What Is an Autoregressive Integrated Moving Average (ARIMA)?
An autoregressive integrated moving average, or ARIMA, is a statistical analysis model that uses time series data to either better understand the data set or to predict future trends.
A statistical model is autoregressive if it predicts future values based on past values. For example, an ARIMA model might seek to predict a stock's future prices based on its past performance or forecast a company's earnings based on past periods.
- Autoregressive integrated moving average (ARIMA) models predict future values based on past values.
- ARIMA makes use of lagged moving averages to smooth time series data.
- They are widely used in technical analysis to forecast future security prices.
- Autoregressive models implicitly assume that the future will resemble the past.
- Therefore, they can prove inaccurate under certain market conditions, such as financial crises or periods of rapid technological change.
Understanding Autoregressive Integrated Moving Average (ARIMA)
An autoregressive integrated moving average model is a form of regression analysis that gauges the strength of one dependent variable relative to other changing variables. The model's goal is to predict future securities or financial market moves by examining the differences between values in the series instead of through actual values.
An ARIMA model can be understood by outlining each of its components as follows:
- Autoregression (AR): refers to a model that shows a changing variable that regresses on its own lagged, or prior, values.
- Integrated (I): represents the differencing of raw observations to allow for the time series to become stationary (i.e., data values are replaced by the difference between the data values and the previous values).
- Moving average (MA): incorporates the dependency between an observation and a residual error from a moving average model applied to lagged observations.

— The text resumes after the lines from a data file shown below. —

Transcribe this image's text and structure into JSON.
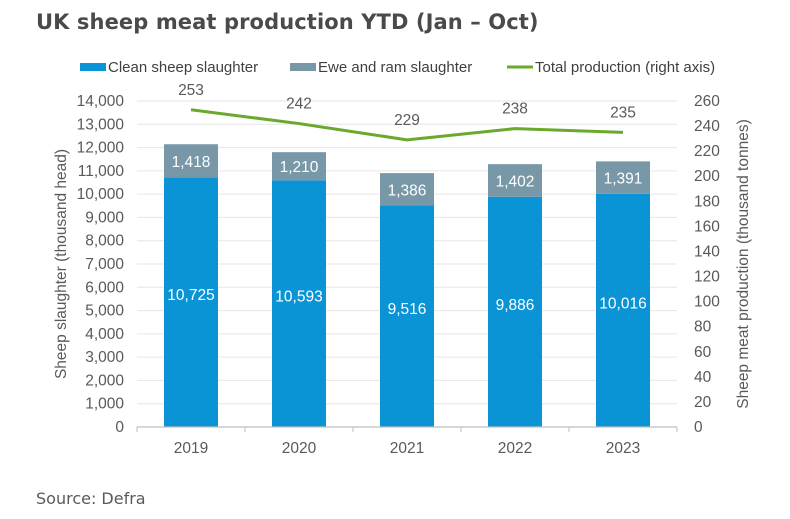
{
  "page": {
    "title": "UK sheep meat production YTD (Jan – Oct)",
    "source": "Source: Defra"
  },
  "chart_data": {
    "type": "bar",
    "stacked": true,
    "title": "UK sheep meat production YTD (Jan – Oct)",
    "categories": [
      "2019",
      "2020",
      "2021",
      "2022",
      "2023"
    ],
    "series": [
      {
        "name": "Clean sheep slaughter",
        "kind": "bar",
        "axis": "left",
        "color": "#0a94d6",
        "values": [
          10725,
          10593,
          9516,
          9886,
          10016
        ],
        "labels": [
          "10,725",
          "10,593",
          "9,516",
          "9,886",
          "10,016"
        ]
      },
      {
        "name": "Ewe and ram slaughter",
        "kind": "bar",
        "axis": "left",
        "color": "#7898a8",
        "values": [
          1418,
          1210,
          1386,
          1402,
          1391
        ],
        "labels": [
          "1,418",
          "1,210",
          "1,386",
          "1,402",
          "1,391"
        ]
      },
      {
        "name": "Total production (right axis)",
        "kind": "line",
        "axis": "right",
        "color": "#6aa82e",
        "values": [
          253,
          242,
          229,
          238,
          235
        ],
        "labels": [
          "253",
          "242",
          "229",
          "238",
          "235"
        ]
      }
    ],
    "ylabel": "Sheep slaughter (thousand head)",
    "y2label": "Sheep meat production (thousand tonnes)",
    "ylim": [
      0,
      14000
    ],
    "y2lim": [
      0,
      260
    ],
    "yticks": [
      "0",
      "1,000",
      "2,000",
      "3,000",
      "4,000",
      "5,000",
      "6,000",
      "7,000",
      "8,000",
      "9,000",
      "10,000",
      "11,000",
      "12,000",
      "13,000",
      "14,000"
    ],
    "y2ticks": [
      "0",
      "20",
      "40",
      "60",
      "80",
      "100",
      "120",
      "140",
      "160",
      "180",
      "200",
      "220",
      "240",
      "260"
    ],
    "grid": true,
    "legend": "top"
  }
}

Each component in ARIMA functions as a parameter with a standard notation. For ARIMA models, a standard notation would be ARIMA with p, d, and q, where integer values substitute for the parameters to indicate the type of ARIMA model used. The parameters can be defined as:
- p: the number of lag observations in the model; also known as the lag order.

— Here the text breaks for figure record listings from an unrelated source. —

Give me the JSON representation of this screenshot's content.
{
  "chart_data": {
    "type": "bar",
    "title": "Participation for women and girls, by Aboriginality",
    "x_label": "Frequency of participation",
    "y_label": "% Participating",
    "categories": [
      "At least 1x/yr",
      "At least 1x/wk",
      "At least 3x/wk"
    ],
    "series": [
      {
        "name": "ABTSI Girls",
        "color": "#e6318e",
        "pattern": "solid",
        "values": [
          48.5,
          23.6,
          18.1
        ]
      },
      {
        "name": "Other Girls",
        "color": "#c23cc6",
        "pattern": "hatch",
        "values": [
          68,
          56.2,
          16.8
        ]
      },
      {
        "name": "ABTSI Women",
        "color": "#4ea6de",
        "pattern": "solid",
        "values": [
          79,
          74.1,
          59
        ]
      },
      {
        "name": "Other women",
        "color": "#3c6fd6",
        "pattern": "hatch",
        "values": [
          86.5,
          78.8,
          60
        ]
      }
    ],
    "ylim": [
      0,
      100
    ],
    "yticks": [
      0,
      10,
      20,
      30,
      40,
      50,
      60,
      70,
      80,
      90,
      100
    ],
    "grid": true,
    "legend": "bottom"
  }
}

- d: the number of times that the raw observations are differenced; also known as the degree of differencing.
- q: the size of the moving average window; also known as the order of the moving average.

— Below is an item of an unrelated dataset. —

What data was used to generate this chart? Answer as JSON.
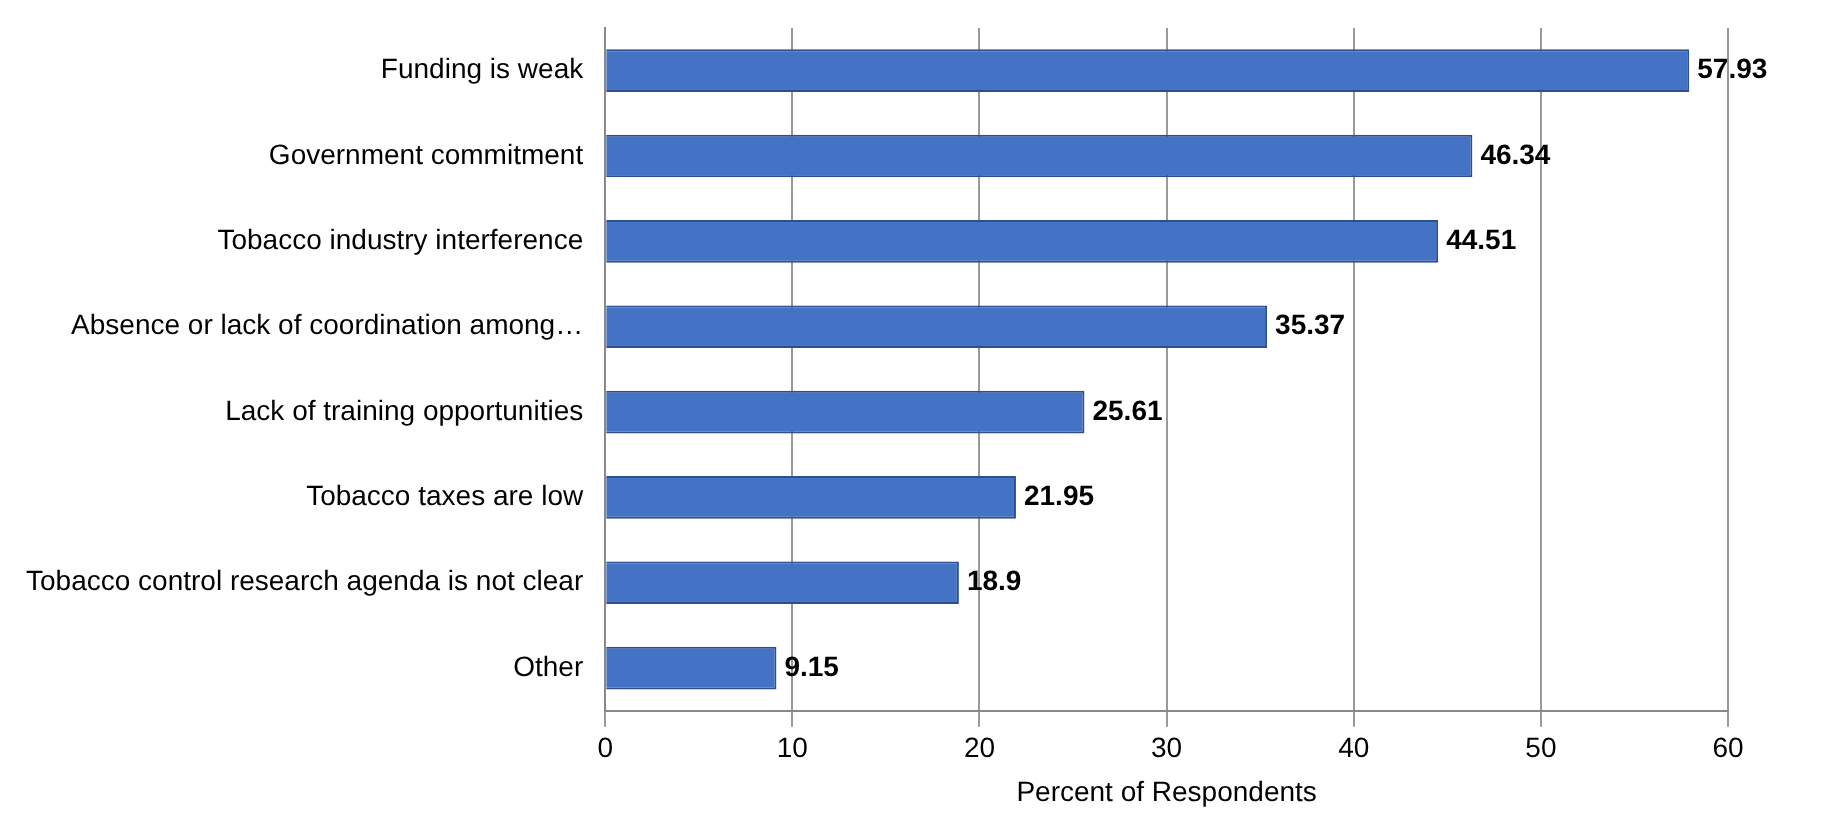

In a linear regression model, for example, the number and type of terms are included. A 0 value, which can be used as a parameter, would mean that particular component should not be used in the model. This way, the ARIMA model can be constructed to perform the function of an ARMA model, or even simple AR, I, or MA models.
Because ARIMA models are complicated and work best on very large data sets, computer algorithms and machine learning techniques are used to compute them.
Autoregressive Integrated Moving Average (ARIMA) and Stationarity
In an autoregressive integrated moving average model, the data are differenced in order to make it stationary. A model that shows stationarity is one that shows there is constancy to the data over time. Most economic and market data show trends, so the purpose of differencing is to remove any trends or seasonal structures.
Seasonality, or when data show regular and predictable patterns that repeat over a calendar year, could negatively affect the regression model. If a trend appears and stationarity is not evident, many of the computations throughout the process cannot be made with great efficacy.
A one-time shock will affect subsequent values of an ARIMA model infinitely into the future. Therefore, the legacy of the financial crisis lives on in today’s autoregressive models.
ARIMA models are based on the assumption that past values have some residual effect on current or future values. For example, an investor using an ARIMA model to forecast stock prices would assume that new buyers and sellers of that stock are influenced by recent market transactions when deciding how much to offer or accept for the security.
Although this assumption will hold under many circumstances, this is not always the case. For example, in the years prior to the 2008 Financial Crisis, most investors were not aware of the risks posed by the large portfolios of mortgage-backed securities (MBS) held by many financial firms.
During those times, an investor using an autoregressive model to predict the performance of U.S. financial stocks would have had good reason to predict an ongoing trend of stable or rising stock prices in that sector. However, once it became public knowledge that many financial institutions were at risk of imminent collapse, investors suddenly became less concerned with these stocks' recent prices and far more concerned with their underlying risk exposure. Therefore, the market rapidly revalued financial stocks to a much lower level, a move that would have utterly confounded an autoregressive model.
Frequently Asked Questions
What is ARIMA used for?
ARIMA is a method for forecasting or predicting future outcomes based on a historical time series. It is based on the statistical concept of serial correlation, where past data points influence future data points.
What are the differences between autoregressive and moving average models?
ARIMA combines autoregressive features with those of moving averages. An AR(1) autoregressive process, for instance, is one in which the current value is based on the immediately preceding value, while an AR(2) process is one in which the current value is based on the previous two values. A moving average is a calculation used to analyze data points by creating a series of averages of different subsets of the full data set in order to smooth out the influence of outliers. As a result of this combination of techniques, ARIMA models can take into account trends, cycles, seasonality, and other non-static types of data when making forecasts.
How does ARIMA forecasting work?
ARIMA forecasting is achieved by plugging in time series data for the variable of interest. Statistical software will identify the appropriate number of lags or amount of differencing to be applied to the data and check for stationarity. It will then output the results, which are often interpreted similarly to that of a multiple linear regression model.